A Canadian police officer was found not guilty on Tuesday for charges including manslaughter in the death of a mentally ill black man who was arrested in Ottawa in 2016, Canadian local media reported.

Justice Robert Kelly said Ottawa Police Service Constable Daniel Montsion had been found not guilty of assault and manslaughter charges in relation to the death of Abdirahman Abdi, who was of Somali descent.

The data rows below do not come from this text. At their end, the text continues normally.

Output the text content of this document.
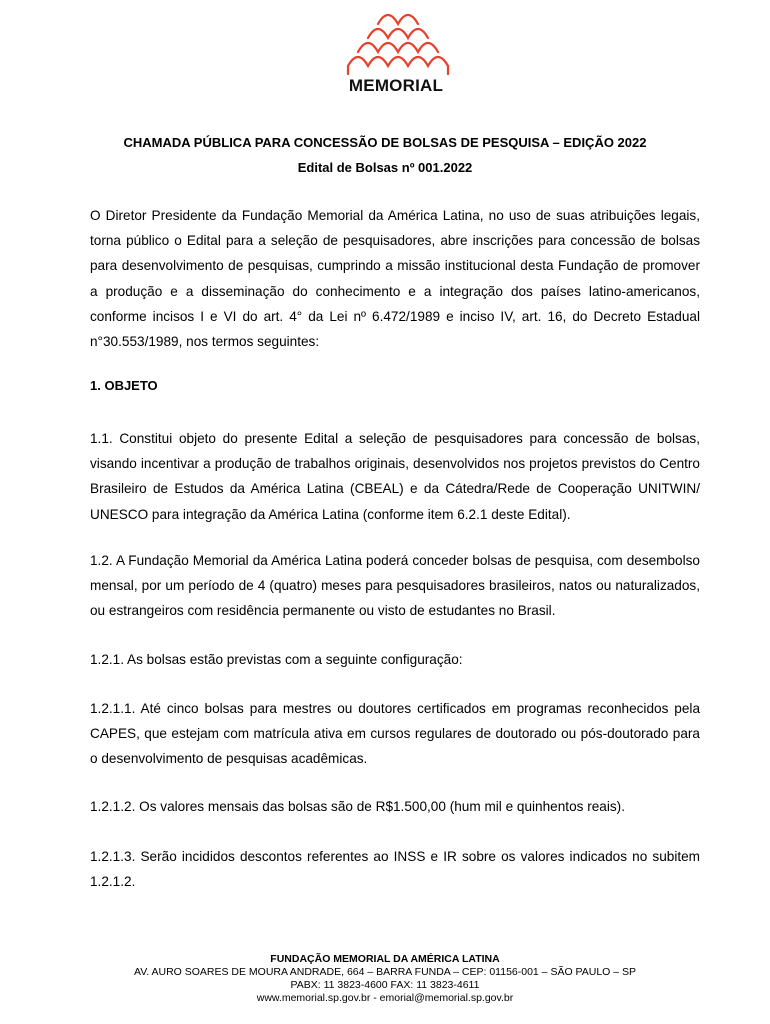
MEMORIAL
CHAMADA PÚBLICA PARA CONCESSÃO DE BOLSAS DE PESQUISA – EDIÇÃO 2022
Edital de Bolsas nº 001.2022

O Diretor Presidente da Fundação Memorial da América Latina, no uso de suas atribuições legais, torna público o Edital para a seleção de pesquisadores, abre inscrições para concessão de bolsas para desenvolvimento de pesquisas, cumprindo a missão institucional desta Fundação de promover a produção e a disseminação do conhecimento e a integração dos países latino-americanos, conforme incisos I e VI do art. 4° da Lei nº 6.472/1989 e inciso IV, art. 16, do Decreto Estadual n°30.553/1989, nos termos seguintes:

1. OBJETO

1.1. Constitui objeto do presente Edital a seleção de pesquisadores para concessão de bolsas, visando incentivar a produção de trabalhos originais, desenvolvidos nos projetos previstos do Centro Brasileiro de Estudos da América Latina (CBEAL) e da Cátedra/Rede de Cooperação UNITWIN/ UNESCO para integração da América Latina (conforme item 6.2.1 deste Edital).

1.2. A Fundação Memorial da América Latina poderá conceder bolsas de pesquisa, com desembolso mensal, por um período de 4 (quatro) meses para pesquisadores brasileiros, natos ou naturalizados, ou estrangeiros com residência permanente ou visto de estudantes no Brasil.

1.2.1. As bolsas estão previstas com a seguinte configuração:

1.2.1.1. Até cinco bolsas para mestres ou doutores certificados em programas reconhecidos pela CAPES, que estejam com matrícula ativa em cursos regulares de doutorado ou pós-doutorado para o desenvolvimento de pesquisas acadêmicas.

1.2.1.2. Os valores mensais das bolsas são de R$1.500,00 (hum mil e quinhentos reais).

1.2.1.3. Serão incididos descontos referentes ao INSS e IR sobre os valores indicados no subitem 1.2.1.2.

FUNDAÇÃO MEMORIAL DA AMÉRICA LATINA
AV. AURO SOARES DE MOURA ANDRADE, 664 – BARRA FUNDA – CEP: 01156-001 – SÃO PAULO – SP
PABX: 11 3823-4600 FAX: 11 3823-4611
www.memorial.sp.gov.br - emorial@memorial.sp.gov.br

During the trial, the prosecution said Abdi had not been taking medication prescribed to him for a mental health issue and acknowledged the arrest was justified, but argued that unnecessary force was used during the arrest, media reported.

The death sparked protests in Canada four years ago, and the ruling follows demonstrations in many Canadian cities in recent months that were inspired by those in the United States against police brutality and racism.

READ: US police kill black man holding iPhone in his grandmother’s yard

One of Montsion’s lawyers, Michael Edelson, said the police officer was looking forward to getting back to work, though he did not know when that would happen, according to comments broadcast live on CTV after the ruling.

“(Montsion) feels greatly relieved that this ordeal is over and is looking forward to going back into service,” Edelson said.

The 37-year-old Abdi died a day after his arrest when he was hospitalized for suffering a cardiac arrest. Police forcefully arrested Abdi when responding to calls of a disturbance.